The $750 million credit facility, which also includes a $100 million revolver (B1/B), launched with a bank meeting on Nov. 29, but price talk wasn't disclosed because the company was waiting on ratings. The talk ended up being announced shortly before ratings were released by Moody's Investors Service.

Commitments are due on Dec. 12.

RBC Capital Markets LLC, BMO Capital Markets Corp. and Jefferies & Co. are leading the deal that will help fund the roughly $1.3 billion buyout of the company by Teachers' Private Capital.

Heartland Dental is an Effingham, Ill.-based provider of office support services to dental offices.

Wenner readies deal

Wenner Media will hold a call at 11:30 a.m. ET on Wednesday to launch a $215 million credit facility (B3) that consists of a $15 million 41/2-year revolver and a $200 million five-year term loan B, according to a market source.

Talk on the term loan B began making its way around the market at Libor plus 800 bps with a 1.25% Libor floor and an original issue discount that is still to be determined, the source remarked.

J.P. Morgan Securities LLC is leading the deal that will be used to refinance existing debt and for general corporate purposes.

Wenner Media is a New York-based provider of entertainment and lifestyle brand publications.

SunGard plans term B

SunGard Data Systems scheduled a call for 2:30 p.m.
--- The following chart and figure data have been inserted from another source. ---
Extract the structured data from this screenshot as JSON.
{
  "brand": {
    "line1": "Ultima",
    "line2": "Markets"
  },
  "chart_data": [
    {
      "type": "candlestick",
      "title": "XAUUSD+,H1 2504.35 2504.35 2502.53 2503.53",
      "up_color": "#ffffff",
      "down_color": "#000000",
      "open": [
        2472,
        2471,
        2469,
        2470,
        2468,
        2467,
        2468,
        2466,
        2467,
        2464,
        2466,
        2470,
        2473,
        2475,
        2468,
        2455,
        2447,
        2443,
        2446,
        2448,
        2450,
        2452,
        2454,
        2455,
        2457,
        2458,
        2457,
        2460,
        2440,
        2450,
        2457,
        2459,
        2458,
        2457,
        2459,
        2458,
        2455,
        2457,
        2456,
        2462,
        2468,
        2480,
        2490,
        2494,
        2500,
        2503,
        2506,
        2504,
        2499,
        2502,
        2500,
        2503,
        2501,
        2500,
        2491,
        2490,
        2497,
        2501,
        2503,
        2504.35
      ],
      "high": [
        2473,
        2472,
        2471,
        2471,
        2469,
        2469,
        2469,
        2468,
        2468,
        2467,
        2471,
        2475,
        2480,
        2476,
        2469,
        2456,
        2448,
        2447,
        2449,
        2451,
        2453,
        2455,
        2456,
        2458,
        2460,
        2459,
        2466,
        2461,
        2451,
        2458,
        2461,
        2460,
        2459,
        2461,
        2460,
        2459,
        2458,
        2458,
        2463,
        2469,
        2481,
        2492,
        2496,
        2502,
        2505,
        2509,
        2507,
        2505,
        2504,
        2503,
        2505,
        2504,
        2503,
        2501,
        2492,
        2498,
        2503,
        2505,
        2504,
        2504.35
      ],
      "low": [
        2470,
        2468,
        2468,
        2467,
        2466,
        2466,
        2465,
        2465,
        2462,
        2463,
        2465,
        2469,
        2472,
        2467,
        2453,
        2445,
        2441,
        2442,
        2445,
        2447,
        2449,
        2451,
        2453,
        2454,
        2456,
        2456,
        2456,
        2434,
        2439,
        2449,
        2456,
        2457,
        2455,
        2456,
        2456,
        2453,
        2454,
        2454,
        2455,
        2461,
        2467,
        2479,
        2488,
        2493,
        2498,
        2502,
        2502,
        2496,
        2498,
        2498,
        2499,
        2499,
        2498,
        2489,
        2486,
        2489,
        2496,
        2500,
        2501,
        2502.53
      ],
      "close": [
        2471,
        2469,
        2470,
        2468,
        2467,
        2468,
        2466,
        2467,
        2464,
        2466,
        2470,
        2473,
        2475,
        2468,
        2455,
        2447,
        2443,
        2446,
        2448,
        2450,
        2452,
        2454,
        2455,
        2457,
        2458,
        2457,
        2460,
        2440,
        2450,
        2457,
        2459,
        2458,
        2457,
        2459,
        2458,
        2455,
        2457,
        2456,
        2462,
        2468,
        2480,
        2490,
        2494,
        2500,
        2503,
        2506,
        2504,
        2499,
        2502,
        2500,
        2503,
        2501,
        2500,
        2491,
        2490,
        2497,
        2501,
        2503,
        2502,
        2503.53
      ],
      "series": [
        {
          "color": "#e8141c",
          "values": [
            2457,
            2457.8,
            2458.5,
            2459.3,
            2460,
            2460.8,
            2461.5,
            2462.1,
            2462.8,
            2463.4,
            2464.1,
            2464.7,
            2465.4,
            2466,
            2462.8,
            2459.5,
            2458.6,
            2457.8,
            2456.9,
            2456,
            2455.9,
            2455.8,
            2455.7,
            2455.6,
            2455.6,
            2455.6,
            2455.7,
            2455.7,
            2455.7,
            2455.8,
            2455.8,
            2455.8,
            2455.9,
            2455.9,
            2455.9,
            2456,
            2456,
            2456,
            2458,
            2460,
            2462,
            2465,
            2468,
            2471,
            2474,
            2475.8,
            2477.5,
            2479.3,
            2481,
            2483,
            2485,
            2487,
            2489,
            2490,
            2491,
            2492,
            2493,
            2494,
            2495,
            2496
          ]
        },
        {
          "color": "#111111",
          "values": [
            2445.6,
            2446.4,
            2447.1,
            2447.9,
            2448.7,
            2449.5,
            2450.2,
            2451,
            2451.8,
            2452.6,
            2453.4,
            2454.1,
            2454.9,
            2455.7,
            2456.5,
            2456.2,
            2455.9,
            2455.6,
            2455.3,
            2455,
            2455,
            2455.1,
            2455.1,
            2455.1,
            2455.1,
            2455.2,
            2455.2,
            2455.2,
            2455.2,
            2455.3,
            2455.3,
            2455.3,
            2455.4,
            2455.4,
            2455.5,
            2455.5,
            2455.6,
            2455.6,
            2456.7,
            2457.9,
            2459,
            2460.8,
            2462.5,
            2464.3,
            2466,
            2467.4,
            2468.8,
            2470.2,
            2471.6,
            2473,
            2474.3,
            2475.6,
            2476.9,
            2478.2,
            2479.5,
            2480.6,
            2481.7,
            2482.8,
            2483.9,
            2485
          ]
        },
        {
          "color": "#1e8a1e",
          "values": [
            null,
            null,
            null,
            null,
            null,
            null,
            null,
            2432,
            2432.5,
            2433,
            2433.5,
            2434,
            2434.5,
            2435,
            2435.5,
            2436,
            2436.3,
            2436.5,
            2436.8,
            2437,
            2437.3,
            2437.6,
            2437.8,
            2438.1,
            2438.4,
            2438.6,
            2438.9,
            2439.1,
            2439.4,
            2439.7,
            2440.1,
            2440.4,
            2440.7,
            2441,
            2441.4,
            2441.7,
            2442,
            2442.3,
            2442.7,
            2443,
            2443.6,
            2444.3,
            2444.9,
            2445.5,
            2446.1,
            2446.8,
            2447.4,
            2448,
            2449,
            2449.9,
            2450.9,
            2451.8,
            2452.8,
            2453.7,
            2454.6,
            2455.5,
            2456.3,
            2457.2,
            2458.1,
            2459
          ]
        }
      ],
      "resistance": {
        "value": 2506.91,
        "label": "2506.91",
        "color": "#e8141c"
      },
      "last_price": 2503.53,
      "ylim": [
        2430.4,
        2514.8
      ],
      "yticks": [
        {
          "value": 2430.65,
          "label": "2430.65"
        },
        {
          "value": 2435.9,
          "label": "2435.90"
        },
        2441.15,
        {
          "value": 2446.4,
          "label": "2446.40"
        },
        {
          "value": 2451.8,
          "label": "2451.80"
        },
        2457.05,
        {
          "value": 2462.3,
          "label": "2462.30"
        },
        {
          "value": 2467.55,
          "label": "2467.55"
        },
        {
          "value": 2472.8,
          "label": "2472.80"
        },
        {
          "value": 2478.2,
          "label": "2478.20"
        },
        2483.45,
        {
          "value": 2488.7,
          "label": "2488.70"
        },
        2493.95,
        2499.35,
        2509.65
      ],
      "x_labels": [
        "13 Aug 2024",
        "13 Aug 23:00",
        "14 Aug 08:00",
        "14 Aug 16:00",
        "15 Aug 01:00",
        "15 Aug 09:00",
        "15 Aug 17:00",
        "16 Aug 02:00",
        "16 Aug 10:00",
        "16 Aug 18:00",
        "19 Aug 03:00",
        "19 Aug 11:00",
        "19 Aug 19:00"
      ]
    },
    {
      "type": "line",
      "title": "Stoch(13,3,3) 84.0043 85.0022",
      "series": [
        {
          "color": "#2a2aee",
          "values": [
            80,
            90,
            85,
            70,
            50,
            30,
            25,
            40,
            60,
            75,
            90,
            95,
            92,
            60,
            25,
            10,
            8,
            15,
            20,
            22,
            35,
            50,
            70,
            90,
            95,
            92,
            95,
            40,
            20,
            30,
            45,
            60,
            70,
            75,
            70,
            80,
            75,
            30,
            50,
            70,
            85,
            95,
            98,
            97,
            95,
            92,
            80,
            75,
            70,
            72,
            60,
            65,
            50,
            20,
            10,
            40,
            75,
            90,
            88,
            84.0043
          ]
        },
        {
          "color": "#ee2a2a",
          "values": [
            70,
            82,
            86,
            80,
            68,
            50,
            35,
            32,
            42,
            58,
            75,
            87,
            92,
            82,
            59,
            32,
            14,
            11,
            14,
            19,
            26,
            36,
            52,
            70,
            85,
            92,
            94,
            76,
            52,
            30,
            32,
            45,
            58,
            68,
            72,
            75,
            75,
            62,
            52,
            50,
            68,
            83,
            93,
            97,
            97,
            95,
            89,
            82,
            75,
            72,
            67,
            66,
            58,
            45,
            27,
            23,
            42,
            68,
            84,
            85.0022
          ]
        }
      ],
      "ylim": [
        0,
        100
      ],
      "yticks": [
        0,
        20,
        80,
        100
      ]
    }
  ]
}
ET on Wednesday to launch a $720 million seven-year incremental term loan B that is talked at Libor plus 375 bps with a 1% Libor floor, an original issue discount of 99½ and 101 soft call protection for one year, according to a market source.

J.P. Morgan Securities LLC, Citigroup Global Markets Inc., Deutsche Bank Securities Inc., Morgan Stanley Senior Funding Inc., Bank of America Merrill Lynch, Goldman Sachs & Co., Barclays, Credit Suisse Securities (USA) LLC and RBC Capital Markets are the lead banks on the deal.
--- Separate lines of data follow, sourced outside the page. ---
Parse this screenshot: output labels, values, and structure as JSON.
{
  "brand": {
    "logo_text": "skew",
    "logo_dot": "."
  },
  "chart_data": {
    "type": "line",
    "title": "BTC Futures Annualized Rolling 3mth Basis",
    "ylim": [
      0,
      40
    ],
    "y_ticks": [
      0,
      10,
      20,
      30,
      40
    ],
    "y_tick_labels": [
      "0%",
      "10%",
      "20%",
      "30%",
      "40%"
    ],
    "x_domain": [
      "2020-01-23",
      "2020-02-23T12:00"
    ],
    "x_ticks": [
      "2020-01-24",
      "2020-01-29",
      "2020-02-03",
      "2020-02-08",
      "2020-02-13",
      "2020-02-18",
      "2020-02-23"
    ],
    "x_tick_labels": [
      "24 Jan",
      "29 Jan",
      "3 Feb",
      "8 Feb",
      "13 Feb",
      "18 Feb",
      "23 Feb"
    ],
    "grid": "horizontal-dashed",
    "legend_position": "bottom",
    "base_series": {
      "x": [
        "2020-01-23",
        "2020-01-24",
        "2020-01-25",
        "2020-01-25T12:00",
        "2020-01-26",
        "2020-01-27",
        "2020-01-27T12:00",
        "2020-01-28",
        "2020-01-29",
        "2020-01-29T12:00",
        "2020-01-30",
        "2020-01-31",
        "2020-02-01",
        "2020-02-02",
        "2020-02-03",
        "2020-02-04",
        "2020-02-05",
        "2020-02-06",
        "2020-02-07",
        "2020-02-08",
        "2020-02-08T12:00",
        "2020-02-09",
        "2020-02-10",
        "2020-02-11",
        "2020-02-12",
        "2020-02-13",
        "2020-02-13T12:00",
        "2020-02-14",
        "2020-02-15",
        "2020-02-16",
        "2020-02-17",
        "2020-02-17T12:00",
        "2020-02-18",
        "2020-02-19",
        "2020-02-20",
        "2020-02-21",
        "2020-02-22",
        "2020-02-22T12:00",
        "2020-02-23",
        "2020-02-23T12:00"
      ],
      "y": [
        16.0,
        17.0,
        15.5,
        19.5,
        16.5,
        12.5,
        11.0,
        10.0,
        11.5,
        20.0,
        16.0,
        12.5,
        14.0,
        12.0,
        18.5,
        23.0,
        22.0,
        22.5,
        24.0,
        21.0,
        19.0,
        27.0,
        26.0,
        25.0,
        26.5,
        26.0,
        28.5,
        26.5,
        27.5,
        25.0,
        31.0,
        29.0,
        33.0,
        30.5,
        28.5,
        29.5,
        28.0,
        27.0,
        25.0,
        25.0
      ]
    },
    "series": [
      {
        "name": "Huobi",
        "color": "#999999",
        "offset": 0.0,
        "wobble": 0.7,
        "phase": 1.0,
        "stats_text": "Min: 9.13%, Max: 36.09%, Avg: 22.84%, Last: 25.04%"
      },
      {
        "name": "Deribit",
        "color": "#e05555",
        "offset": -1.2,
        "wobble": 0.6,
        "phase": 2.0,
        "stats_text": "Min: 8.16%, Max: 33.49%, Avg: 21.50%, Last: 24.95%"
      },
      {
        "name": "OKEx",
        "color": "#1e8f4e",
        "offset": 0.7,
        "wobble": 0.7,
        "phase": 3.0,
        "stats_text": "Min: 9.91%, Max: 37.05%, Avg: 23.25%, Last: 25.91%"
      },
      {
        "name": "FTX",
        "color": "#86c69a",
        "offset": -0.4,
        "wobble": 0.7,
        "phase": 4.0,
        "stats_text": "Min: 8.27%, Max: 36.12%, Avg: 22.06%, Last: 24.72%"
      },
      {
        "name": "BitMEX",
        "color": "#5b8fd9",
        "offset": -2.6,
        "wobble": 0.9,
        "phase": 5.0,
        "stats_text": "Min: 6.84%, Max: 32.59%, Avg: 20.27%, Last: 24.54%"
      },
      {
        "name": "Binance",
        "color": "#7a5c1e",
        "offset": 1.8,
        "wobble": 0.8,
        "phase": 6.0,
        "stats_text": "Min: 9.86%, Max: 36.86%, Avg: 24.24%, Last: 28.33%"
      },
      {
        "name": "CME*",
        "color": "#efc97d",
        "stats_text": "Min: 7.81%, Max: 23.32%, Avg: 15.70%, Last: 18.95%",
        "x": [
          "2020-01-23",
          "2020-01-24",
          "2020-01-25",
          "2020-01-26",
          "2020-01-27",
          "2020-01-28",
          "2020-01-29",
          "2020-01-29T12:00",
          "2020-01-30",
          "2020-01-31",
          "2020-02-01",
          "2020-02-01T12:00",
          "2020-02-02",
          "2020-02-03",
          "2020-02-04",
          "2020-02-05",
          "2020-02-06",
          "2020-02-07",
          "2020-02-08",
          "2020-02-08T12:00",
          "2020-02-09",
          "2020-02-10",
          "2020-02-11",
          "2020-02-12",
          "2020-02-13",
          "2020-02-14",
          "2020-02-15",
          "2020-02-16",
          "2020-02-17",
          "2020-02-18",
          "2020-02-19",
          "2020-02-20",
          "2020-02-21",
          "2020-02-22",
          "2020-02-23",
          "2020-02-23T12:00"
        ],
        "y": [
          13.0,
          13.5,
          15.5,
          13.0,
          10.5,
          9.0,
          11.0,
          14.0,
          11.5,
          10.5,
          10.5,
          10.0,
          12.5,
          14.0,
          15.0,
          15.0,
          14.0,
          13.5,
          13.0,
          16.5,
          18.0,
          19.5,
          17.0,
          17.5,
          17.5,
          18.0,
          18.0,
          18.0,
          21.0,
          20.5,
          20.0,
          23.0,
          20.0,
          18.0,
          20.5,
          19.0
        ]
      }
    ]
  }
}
Proceeds will be used to fund a dividend to shareholders.

In connection with the new loan, the company is seeking an amendment to its existing credit facility to permit the dividend.

SunGard is a Wayne, Pa.-based software and technology services company.

TCW timing, structure

TCW Group set a bank meeting for 2 p.m. ET in New York on Wednesday to launch the $405 million credit for its buyout by the Carlyle Group from Societe Generale, according to a market source.

The facility consists of a $50 million five-year revolver and a $355 million seven-year term loan B, the source said, adding that price talk is not yet available.

J.P. Morgan Securities LLC, Bank of America Merrill Lynch and Morgan Stanley Senior Funding Inc. are the lead banks on the deal.

Other funds for the buyout will come from equity from Carlyle investment funds, as well as from TCW management, and with the transaction, TCW management and employees will increase their ownership in the firm to about 40% on a fully diluted basis.

Closing is expected in the first quarter of 2013.

TCW is a Los Angeles-based asset management firm with around $130 billion under management.

Consolidated Communications closes

In other news, Consolidated Communications Holdings Inc. completed its $515 million term loan B (Ba3/BB-), according to a news release.

Pricing on the loan is Libor plus 400 bps, after firming during syndication at the high side of the Libor plus 375 bps to 400 bps talk. There is a 1.25% Libor floor and 101 soft call protection for one year, and the debt was sold at an original issue discount of 99.

Wells Fargo Securities LLC led the loan that was used to refinance non-extended term loan borrowings and pay down revolver debt.

Consolidated Communications is a Mattoon, Ill.-based rural local exchange company providing voice, data and video services.